Square ($SQ) today released the results of its 2016 second quarter earnings, which generated $439 million in revenue, a 41 percent increase from a year ago. Its gross payment volume (GPV) jumped 42 percent for the same time frame to $12.5 billion. As for its earnings per share, that wound up being a loss of $0.08.
Wall Street analysts had expected the commerce company to bring in $406 million in revenue with an EPS loss of $0.11 per share.
The company’s transactional revenue made up the bulk of the company’s revenue of $365 million in the second quarter, an annualized increase of 40 percent and which represents 2.93 percent of GPV. Square’s deal with Starbucks brought in $33 million and while the partnership was scheduled to end next quarter, Square revealed that it’s “currently negotiating an amendment that may extend the agreement beyond the third quarter to allow Starbucks additional time to complete its transition” to another payment provider, something that has been “taking longer than anticipated.”
While this is chief executive Jack Dorsey’s third time presenting Square’s financials to its shareholders, the stock finds itself in a downward trend. Since it began trading in November to today, shares are down approximately 20 percent. Square ended the day up 4.08 percent at $10.46, and in after-hours trading, it’s jumped up more than 9 percent.
One area that shareholders and analysts have been watching is how well Square Capital continued to perform. For the second quarter, the company reported that $189 million had been extended to its business customers, an increase of 123 percent from last year and 23 percent from last quarter. More than 34,000 business loans were provided in Q2. It said that to date, Square has had an advance and loan loss rate of approximately 4 percent.

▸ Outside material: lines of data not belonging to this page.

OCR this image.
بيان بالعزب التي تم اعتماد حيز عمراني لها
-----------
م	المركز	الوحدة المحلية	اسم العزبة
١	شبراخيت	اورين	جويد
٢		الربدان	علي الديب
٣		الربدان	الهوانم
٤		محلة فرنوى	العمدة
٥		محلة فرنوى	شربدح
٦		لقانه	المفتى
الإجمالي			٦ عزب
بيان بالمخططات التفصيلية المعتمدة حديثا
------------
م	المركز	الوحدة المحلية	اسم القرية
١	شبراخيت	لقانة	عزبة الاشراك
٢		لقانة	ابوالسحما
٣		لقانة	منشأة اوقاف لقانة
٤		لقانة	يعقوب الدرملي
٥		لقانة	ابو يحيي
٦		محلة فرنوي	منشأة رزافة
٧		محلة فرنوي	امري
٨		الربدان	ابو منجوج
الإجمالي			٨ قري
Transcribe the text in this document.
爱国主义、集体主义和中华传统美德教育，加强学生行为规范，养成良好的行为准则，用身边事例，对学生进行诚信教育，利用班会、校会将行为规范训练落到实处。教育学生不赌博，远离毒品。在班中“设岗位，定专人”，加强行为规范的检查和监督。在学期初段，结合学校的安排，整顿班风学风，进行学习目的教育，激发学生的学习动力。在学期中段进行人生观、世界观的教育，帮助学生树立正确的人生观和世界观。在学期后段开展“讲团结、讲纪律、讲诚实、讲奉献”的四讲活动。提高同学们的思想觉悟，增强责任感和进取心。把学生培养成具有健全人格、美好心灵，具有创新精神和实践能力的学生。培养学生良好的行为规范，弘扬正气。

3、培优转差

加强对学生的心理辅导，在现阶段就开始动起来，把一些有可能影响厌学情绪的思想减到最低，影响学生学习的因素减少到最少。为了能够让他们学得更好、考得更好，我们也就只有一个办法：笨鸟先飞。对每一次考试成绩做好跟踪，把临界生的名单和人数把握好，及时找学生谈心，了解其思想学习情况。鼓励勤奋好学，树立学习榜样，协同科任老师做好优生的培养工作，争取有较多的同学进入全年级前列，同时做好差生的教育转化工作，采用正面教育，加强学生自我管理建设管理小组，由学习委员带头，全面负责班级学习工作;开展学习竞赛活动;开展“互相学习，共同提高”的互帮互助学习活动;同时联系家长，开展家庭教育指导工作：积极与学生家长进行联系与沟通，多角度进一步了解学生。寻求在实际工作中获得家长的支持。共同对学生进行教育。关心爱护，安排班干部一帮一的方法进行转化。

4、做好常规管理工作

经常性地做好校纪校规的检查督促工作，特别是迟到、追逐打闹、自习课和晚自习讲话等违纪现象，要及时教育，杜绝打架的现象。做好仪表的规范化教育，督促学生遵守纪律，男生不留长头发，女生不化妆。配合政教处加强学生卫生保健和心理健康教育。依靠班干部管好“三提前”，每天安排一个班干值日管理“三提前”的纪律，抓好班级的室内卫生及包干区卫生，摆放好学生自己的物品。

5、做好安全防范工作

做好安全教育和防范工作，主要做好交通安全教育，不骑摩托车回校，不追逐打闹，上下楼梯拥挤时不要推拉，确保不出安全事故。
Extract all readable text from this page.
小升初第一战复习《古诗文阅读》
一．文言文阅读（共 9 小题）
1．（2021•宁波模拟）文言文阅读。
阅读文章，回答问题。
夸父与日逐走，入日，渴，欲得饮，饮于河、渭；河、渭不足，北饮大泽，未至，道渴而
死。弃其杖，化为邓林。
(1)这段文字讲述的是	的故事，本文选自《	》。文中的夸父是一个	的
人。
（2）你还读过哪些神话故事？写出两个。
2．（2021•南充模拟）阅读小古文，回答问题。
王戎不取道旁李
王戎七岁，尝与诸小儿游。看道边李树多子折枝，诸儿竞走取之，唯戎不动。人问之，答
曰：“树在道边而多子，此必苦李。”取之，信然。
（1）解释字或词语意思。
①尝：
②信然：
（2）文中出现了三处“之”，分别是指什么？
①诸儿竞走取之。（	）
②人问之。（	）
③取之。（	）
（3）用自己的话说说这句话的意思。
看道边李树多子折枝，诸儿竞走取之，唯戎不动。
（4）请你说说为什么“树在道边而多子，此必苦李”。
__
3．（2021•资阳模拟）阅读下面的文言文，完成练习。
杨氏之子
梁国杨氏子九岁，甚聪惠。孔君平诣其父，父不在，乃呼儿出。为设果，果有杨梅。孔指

GPV rose 21 percent from Q1, thanks to an increase in the number of larger-sellers (those generating more than $500,000 in annualized GPV) as well as mid-sellers (those generating between $125,000 and $500,000). Square attributes its success with larger sellers to various reasons: its products’ differentiated ease of use and ability to train employees “in minutes”; a focus on “bringing payments together with additional services into one cohesive ecosystem”; and larger sellers will “benefit from fast access to capital, whether it’s next-day settlement of funds, Instant Deposit, or Square Capital loans.”
Today’s results certainly topped the company’s guidance that it presented in the first quarter, which estimated adjusted revenue to be between $151 million to $156 million — this quarter it’s $171 million. In May, Square announced that it expects to break even in the second quarter and moved its full 2016 EBITDA from $8 million to $14 million.
For 2016, Square said that it expects total net revenue to be in the range of $1.63 billion to $1.67 billion and cautions that total net revenue growth will be impacted by the “continued decline in Starbucks transaction revenue” as the relationship terminates.
As for next quarter, the company issued guidance saying that total net revenue will be between $410 million and $420 million, with adjusted revenue of $167 million to $171 million.